If you've never heard of Bessie Smith, HBO is airing the highly anticipated biopic Bessie this Sunday, May 16, which stars Golden Globe winner and Oscar nominee Queen Latifah. Complicated, ballsy, passionate and ferocious, the biopic is a long time in the making and Latifah tackles Bessie Smith with all her might. Packed with an all-star cast, the movie includes Michael K. Williams, Tika Sumpter and Mo'Nique as another blues queen, Ma Rainey.
Written and directed by Dee Rees, known for her groundbreaking film Pariah, the Tennessee native talks to BET.com about the blues icon, Queen Latifah, same-sex love and more.
When did you first hear about Bessie Smith?
When I was a kid, my grandmother used to play Bessie Smith records. Also, there was this '70s vaudeville tribute album, it wasn't Bessie but it was people doing covers of Bessie and Ma Rainey. My grandmother introduced me to her. Plus, the idea that she's from Tennessee and I'm from Tennessee, I felt this kinship — a Tennessee woman. She's always been in my consciousness.
There isn't a lot of information on Bessie Smith, we don't even know her exact birth date.

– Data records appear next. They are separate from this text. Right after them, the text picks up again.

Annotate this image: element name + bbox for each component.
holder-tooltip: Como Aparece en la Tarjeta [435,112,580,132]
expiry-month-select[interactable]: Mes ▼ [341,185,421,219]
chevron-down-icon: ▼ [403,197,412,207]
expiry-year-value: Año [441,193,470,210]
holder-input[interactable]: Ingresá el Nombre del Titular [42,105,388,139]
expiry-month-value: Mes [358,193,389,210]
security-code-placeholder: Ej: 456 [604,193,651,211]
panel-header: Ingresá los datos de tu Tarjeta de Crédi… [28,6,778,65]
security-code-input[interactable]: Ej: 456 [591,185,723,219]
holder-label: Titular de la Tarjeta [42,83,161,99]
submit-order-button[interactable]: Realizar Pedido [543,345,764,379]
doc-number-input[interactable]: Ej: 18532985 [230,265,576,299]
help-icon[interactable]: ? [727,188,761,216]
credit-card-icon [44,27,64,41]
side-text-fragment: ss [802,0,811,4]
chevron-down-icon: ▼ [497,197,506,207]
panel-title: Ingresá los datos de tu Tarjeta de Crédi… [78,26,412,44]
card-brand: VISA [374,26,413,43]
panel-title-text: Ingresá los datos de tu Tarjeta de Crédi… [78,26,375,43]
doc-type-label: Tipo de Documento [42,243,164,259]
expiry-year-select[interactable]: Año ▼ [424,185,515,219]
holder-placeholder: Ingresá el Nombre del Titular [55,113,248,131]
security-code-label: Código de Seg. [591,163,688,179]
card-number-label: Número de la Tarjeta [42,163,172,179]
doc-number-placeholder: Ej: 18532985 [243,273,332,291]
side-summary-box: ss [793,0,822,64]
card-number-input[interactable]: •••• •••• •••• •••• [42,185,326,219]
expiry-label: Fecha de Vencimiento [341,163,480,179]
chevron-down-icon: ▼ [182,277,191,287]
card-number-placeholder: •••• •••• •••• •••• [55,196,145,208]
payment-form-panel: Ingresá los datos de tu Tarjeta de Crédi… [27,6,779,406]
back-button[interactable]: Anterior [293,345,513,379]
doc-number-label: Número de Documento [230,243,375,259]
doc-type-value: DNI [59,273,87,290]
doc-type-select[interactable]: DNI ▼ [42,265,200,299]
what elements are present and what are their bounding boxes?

Exactly! In starting the research, even her birthday is disputed. It came down to a census, whether or not they got it right, we don't know. The most challenging part was finding Bessie's voice. I went back to her songbook and tried to find the songs she wrote as a way to get into her psyche. The hardest part was reconstructing her own voice and not Bessie as other people saw her. In researching, I used text from women because I didn't want a guy's perspective. I didn't want a white guy's perspective on Bessie. I really wanted to look at the source, look at the times and try to ensemble her through the things that she touched, like relationships.
I love the film's handling of sexuality and drag. This is a time before an LGBT movement and LGBT identities, as we know it today. For you, what does the film say about sexuality?

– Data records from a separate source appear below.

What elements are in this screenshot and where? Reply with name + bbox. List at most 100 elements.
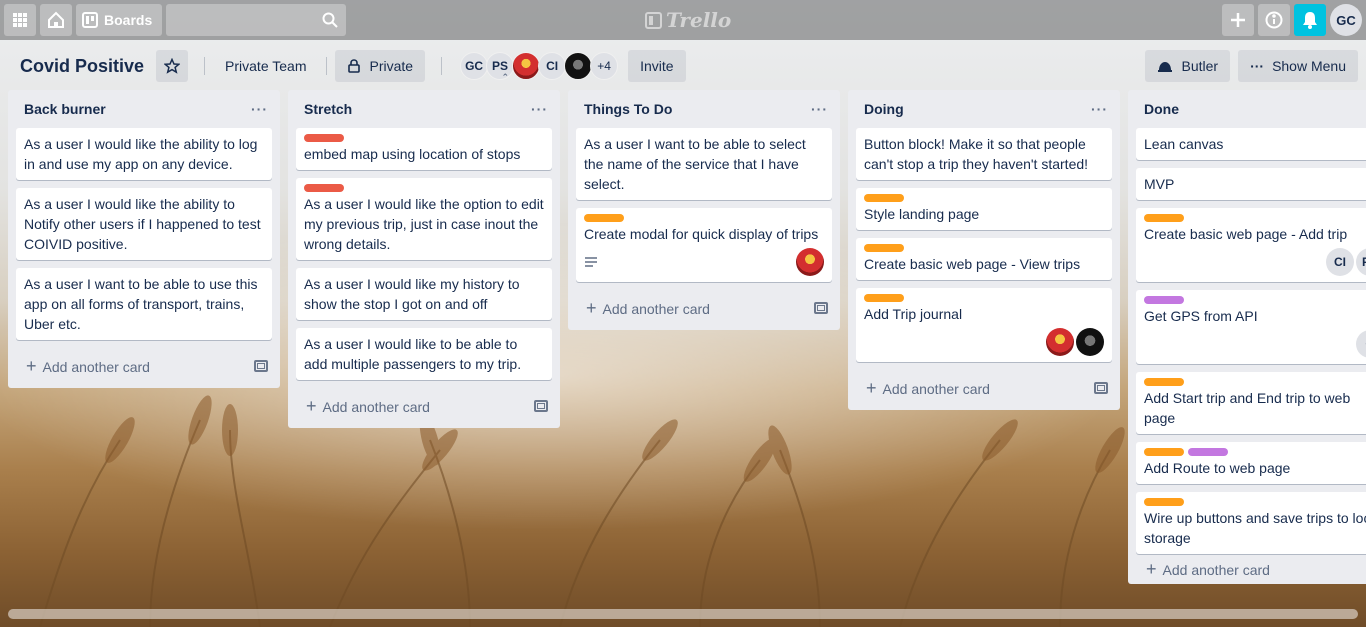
card[interactable]: As a user I would like to be able to add…: [296, 328, 552, 380]
list-menu-icon[interactable]: ···: [531, 101, 548, 117]
plus-icon: +: [1146, 558, 1157, 579]
card-label-orange[interactable]: [584, 214, 624, 222]
team-button[interactable]: Private Team: [213, 50, 318, 82]
plus-icon: +: [586, 297, 597, 318]
home-icon: [48, 11, 64, 28]
apps-grid-button[interactable]: [4, 4, 36, 36]
card-label-purple[interactable]: [1144, 296, 1184, 304]
card-label-orange[interactable]: [864, 294, 904, 302]
add-card-button[interactable]: + Add another card: [848, 370, 1120, 406]
list-menu-icon[interactable]: ···: [1091, 101, 1108, 117]
list-title[interactable]: Things To Do: [584, 101, 672, 117]
bell-icon: [1303, 12, 1317, 29]
card[interactable]: embed map using location of stops: [296, 128, 552, 170]
card[interactable]: Button block! Make it so that people can…: [856, 128, 1112, 180]
card[interactable]: Lean canvas: [1136, 128, 1366, 160]
list-title[interactable]: Back burner: [24, 101, 106, 117]
boards-button[interactable]: Boards: [76, 4, 163, 36]
member-avatar[interactable]: CI: [538, 52, 567, 80]
card[interactable]: As a user I would like the ability to No…: [16, 188, 272, 260]
card[interactable]: As a user I would like the ability to lo…: [16, 128, 272, 180]
card-member-avatar-photo[interactable]: [1076, 328, 1104, 356]
boards-icon: [82, 12, 98, 28]
card[interactable]: Wire up buttons and save trips to local …: [1136, 492, 1366, 554]
card-label-orange[interactable]: [864, 244, 904, 252]
invite-button[interactable]: Invite: [628, 50, 686, 82]
trello-logo-icon: [645, 11, 662, 29]
boards-label: Boards: [104, 12, 153, 28]
card-label-red[interactable]: [304, 184, 344, 192]
card-member-avatar-photo[interactable]: [796, 248, 824, 276]
trello-logo[interactable]: Trello: [645, 8, 731, 32]
member-avatar[interactable]: GC: [460, 52, 489, 80]
list-title[interactable]: Doing: [864, 101, 904, 117]
card[interactable]: Get GPS from API G: [1136, 290, 1366, 364]
add-card-button[interactable]: + Add another card: [8, 348, 280, 384]
info-button[interactable]: [1258, 4, 1290, 36]
card[interactable]: MVP: [1136, 168, 1366, 200]
card-title: Button block! Make it so that people can…: [864, 136, 1089, 172]
card[interactable]: As a user I want to be able to use this …: [16, 268, 272, 340]
card[interactable]: Add Trip journal: [856, 288, 1112, 362]
card[interactable]: As a user I would like my history to sho…: [296, 268, 552, 320]
member-avatar[interactable]: PS ⌃: [486, 52, 515, 82]
header-divider: [441, 57, 443, 75]
card[interactable]: Create basic web page - Add trip CI PS: [1136, 208, 1366, 282]
card[interactable]: As a user I want to be able to select th…: [576, 128, 832, 200]
card-title: Create basic web page - View trips: [864, 256, 1081, 272]
card-member-avatar[interactable]: G: [1356, 330, 1366, 358]
add-card-button[interactable]: + Add another card: [1128, 554, 1366, 584]
card-label-orange[interactable]: [1144, 378, 1184, 386]
card[interactable]: As a user I would like the option to edi…: [296, 178, 552, 260]
card-template-icon[interactable]: [534, 400, 548, 412]
list-done: Done Lean canvas MVP Create basic web pa…: [1128, 90, 1366, 584]
more-members-button[interactable]: +4: [590, 52, 619, 80]
card[interactable]: Add Route to web page: [1136, 442, 1366, 484]
create-button[interactable]: [1222, 4, 1254, 36]
card-template-icon[interactable]: [254, 360, 268, 372]
card[interactable]: Add Start trip and End trip to web page: [1136, 372, 1366, 434]
card-title: As a user I want to be able to use this …: [24, 276, 258, 332]
card[interactable]: Create modal for quick display of trips: [576, 208, 832, 282]
member-avatar-photo[interactable]: [512, 52, 541, 80]
card[interactable]: Style landing page: [856, 188, 1112, 230]
list-title[interactable]: Stretch: [304, 101, 352, 117]
card[interactable]: Create basic web page - View trips: [856, 238, 1112, 280]
notifications-button[interactable]: [1294, 4, 1326, 36]
show-menu-button[interactable]: ··· Show Menu: [1238, 50, 1358, 82]
list-menu-icon[interactable]: ···: [811, 101, 828, 117]
card-member-avatar-photo[interactable]: [1046, 328, 1074, 356]
list-title[interactable]: Done: [1144, 101, 1179, 117]
add-card-button[interactable]: + Add another card: [568, 290, 840, 326]
card-label-red[interactable]: [304, 134, 344, 142]
card-label-purple[interactable]: [1188, 448, 1228, 456]
plus-icon: [1231, 13, 1245, 27]
card-label-orange[interactable]: [1144, 448, 1184, 456]
member-avatar-photo[interactable]: [564, 52, 593, 80]
add-card-label: Add another card: [42, 358, 150, 375]
header-divider: [326, 57, 328, 75]
board-title[interactable]: Covid Positive: [8, 56, 156, 77]
user-avatar[interactable]: GC: [1330, 4, 1362, 36]
list-menu-icon[interactable]: ···: [251, 101, 268, 117]
search-input[interactable]: [166, 4, 347, 36]
add-card-label: Add another card: [882, 380, 990, 397]
card-member-avatar[interactable]: CI: [1326, 248, 1354, 276]
card-label-orange[interactable]: [1144, 498, 1184, 506]
scrollbar-thumb[interactable]: [8, 609, 1358, 619]
board-horizontal-scrollbar[interactable]: [8, 609, 1358, 619]
card-label-orange[interactable]: [1144, 214, 1184, 222]
butler-button[interactable]: Butler: [1145, 50, 1231, 82]
add-card-button[interactable]: + Add another card: [288, 388, 560, 424]
card-template-icon[interactable]: [1094, 382, 1108, 394]
card-member-avatar[interactable]: PS: [1356, 248, 1366, 276]
star-button[interactable]: [156, 50, 189, 82]
visibility-button[interactable]: Private: [335, 50, 426, 82]
card-template-icon[interactable]: [814, 302, 828, 314]
card-label-orange[interactable]: [864, 194, 904, 202]
card-title: As a user I would like the ability to No…: [24, 196, 261, 252]
card-title: As a user I want to be able to select th…: [584, 136, 806, 192]
admin-chevron-icon: ⌃: [501, 72, 510, 82]
home-button[interactable]: [40, 4, 72, 36]
card-title: Wire up buttons and save trips to local …: [1144, 510, 1366, 546]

To me, it says that it's fluid. She loved women, she loved men — this open secret, like Ma Rainey performed in drag. You had buffet flats, which were known as queer spaces for Black people who couldn't go to white clubs. They rented out an apartment and they'd have a huge party where people could be who they wanted to be and love who they wanted to love. In some ways, people seemed freer then than they are now. Ma Rainey had songs about lesbian women. Bessie Smith had lyrics about gay men and women in a nonjudgmental way, it's just a statement. There was a song named "Sissy Man Blues," just the fact that they named a song that is radical. Bulldagger, sissy — whatever. Pejorative terms, maybe, but from these women the terms weren't meant in a derogatory way. Just think about all the artists from the Harlem Renaissance, many of them were from the community before there was a name for it.
There is some girl-on-girl affection in Queen Latifah and Mo'nique's roles. Do you think we are at a point in our culture where a film with two Black women kissing won't terrify or anger people?
I hope so because they do it in such an easy way. I wanted to show it as a loving relationship and not scandal. I think the way the characters are performed, so beautifully, I think [the audience] will get that it's loving, sensual, positive relationships. People should be able to watch it and not feel turned off at all because it's not gimmicky, it's authentically done.
You don't show Bessie Smith's death in the film. Why?
That was a choice. We filmed the journey with this woman. We've seen her get knocked down repeatedly and get back up. I wanted to give her the win. I wanted to end on a hopeful moment. I wanted to show to the very end that she was reaching and evolving. I didn't want to end on a note where she wasn't in charge of her future. I wanted to end on a moment where she was heroic, not tragic. The one thing people do know about Bessie Smith is the car accident. I don't want to tell people what they already know, I want to tell them the thing that they don't know. We're talking about her today not because of the car accident, but because of all her work.
In a beautifully shot scene, Queen Latifah is naked for the first time ever on screen. Was she nervous or concerned to do that scene?
I am sure she was nervous but at the end of the day, she did it. We talked about why it was necessary. I was just honored she would trust me enough to go there and trust me enough to see the artistry of it and to see why it was important to Bessie's character. At the end of the day, Latifah is completely immersed in the character. She's Bessie.
Can you sing the blues and not live the blues?
I don't think so... no matter what suffering is for you or no matter what feeling lost is for you — that is a kind of blues. You sing from things being lost. You sing from being in love. You sing from a point of being afraid. All of those emotions. I think everybody experiences the blues.
They always say, "The blues is a good woman feeling bad."
Yeah, I think the blues is a lot of things. I think it's the thing inside of you that can't quite express.